The heart of the problem lies on the one hand in the excessive weight of the public sector in our economy and on the other in the bad organization of the offices and in the cumbersomeness of the legislation which confuses responsibilities, nullifies controls, circumvents any instance of transparency. After the broom blow that the Mani Pulite season seemed to have given to corruption, it has been seen that little or nothing has actually changed. Perhaps before they stole for the party and now they steal for themselves, but the effects on the economic system are similar if not worse. Why did this happen? Evidently there are deep structural causes which permanently distort our decision-making system and which, as an old popular adage says, offers many opportunities to turn men into thieves. It is therefore not just a question, as Galli della Loggia argues in the Corriere, of a cultural or anthropological deviation that pushes our ruling class towards the ostentation of luxury, the consumption of luxuries. You don't feel powerful if you can't afford to order spaghetti with caviar costing 180 euros!

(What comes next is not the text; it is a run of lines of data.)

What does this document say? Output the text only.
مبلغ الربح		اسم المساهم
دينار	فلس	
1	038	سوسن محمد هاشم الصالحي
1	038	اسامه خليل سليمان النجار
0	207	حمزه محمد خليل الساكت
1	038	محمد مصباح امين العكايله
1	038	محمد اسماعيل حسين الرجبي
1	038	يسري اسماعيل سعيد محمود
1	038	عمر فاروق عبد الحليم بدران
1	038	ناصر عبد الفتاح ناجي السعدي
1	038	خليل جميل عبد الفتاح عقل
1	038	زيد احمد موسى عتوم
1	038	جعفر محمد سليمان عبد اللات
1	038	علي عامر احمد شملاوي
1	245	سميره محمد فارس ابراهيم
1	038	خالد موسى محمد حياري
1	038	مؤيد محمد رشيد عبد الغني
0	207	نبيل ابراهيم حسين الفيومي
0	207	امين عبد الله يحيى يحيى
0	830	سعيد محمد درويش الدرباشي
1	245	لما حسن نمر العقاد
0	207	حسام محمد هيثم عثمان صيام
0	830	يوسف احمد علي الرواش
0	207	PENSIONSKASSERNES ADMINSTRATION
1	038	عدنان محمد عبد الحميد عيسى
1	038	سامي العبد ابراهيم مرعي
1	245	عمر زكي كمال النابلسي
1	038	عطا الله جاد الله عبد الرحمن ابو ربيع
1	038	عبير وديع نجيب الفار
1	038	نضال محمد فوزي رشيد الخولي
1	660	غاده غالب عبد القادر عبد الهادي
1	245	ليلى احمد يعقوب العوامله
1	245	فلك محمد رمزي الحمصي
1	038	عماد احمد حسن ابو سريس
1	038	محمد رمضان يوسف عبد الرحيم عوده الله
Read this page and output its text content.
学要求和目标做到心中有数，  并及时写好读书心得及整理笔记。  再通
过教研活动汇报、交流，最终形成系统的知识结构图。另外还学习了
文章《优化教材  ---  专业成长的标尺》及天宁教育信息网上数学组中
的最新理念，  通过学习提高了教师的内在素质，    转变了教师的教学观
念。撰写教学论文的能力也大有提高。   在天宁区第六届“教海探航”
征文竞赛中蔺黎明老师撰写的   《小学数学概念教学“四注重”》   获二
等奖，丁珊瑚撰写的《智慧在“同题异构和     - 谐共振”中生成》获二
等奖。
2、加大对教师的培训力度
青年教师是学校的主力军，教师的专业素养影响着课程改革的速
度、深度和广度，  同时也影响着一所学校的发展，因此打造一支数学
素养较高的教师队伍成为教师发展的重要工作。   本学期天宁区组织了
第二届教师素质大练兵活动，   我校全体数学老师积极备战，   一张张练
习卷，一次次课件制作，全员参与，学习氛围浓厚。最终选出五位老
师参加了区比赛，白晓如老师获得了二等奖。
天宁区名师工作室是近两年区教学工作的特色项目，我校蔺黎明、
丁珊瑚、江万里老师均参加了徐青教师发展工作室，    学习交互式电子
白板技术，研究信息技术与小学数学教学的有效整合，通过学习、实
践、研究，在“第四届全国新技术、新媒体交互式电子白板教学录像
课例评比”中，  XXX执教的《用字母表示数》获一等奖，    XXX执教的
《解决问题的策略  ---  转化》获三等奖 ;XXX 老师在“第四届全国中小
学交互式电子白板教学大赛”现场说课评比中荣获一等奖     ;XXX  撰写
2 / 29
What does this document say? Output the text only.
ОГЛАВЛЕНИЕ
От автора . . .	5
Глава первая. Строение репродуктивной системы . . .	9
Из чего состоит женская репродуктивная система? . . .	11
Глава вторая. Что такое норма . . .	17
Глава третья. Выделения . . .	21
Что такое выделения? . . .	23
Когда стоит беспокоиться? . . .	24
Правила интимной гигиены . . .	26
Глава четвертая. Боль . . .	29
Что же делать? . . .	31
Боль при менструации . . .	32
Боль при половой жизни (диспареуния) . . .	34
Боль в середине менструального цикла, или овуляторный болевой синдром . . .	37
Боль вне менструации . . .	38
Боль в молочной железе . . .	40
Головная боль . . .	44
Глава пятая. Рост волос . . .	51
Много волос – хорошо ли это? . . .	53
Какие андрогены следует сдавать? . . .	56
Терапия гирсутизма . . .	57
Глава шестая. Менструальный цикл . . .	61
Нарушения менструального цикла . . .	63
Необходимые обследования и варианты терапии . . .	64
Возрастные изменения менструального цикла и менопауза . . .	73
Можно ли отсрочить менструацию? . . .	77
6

The truth is that we have maintained an institutional set-up with many levels of government, each one crammed with political representatives, which is costly and inefficient. The cost does not derive only, as the journalists Rizzo and Stella have well documented in recent years, from the salaries of all these gentlemen, but above all from the fact that all these gentlemen are dedicated not to administering the territory of competence (also because in many cases c 'is very little to administer) but to cultivate one's power with clientele or to go about one's business directly. Thus we have Municipalities where there are more traffic policemen than cars, or hospitals ruined by the appointment as manager of bagmen unable to administer, but ready to satisfy the requests, even the fraudulent ones, of their godfathers. Thus the management of Finmeccanica by the previous president, more than colluded with politics, and that of many municipal companies that produce losses for the community, but often good business for politicians and administrators, cannot come as a surprise. We have done a few privatizations and when they have been done, we have not proceeded in the best way.

The problem is that we have a State that directly manages too many things and does so without any criterion of efficiency and economy. This leaves large gray areas where malfeasance creeps in or even when it does not lead to real crimes, there is a great probability of poorly efficient management, with damage from the point of view of the national economy, as serious as those caused by corruption . If we then consider that corruption is almost always coupled with tax evasion, we have a fairly precise idea of ​​how much this situation makes our country unattractive for both foreign investments and by genuine and healthy Italian entrepreneurs.

The Judiciary will certainly have to have an even more penetrating task even if when you hear about the use of "agent provocateurs" you are left a bit perplexed. However, it will not be only the repression with relative extension of telephone interceptions to defeat the phenomenon of corruption. The only way is to reduce the power of politics which today controls a disproportionate portion of the national economy and to reorganize the management methods by public administrations at all levels and, obviously, the related internal controls which can no longer be only formal but they must, in a context of greater transparency, also enter into the merits of the cost-effectiveness of certain choices.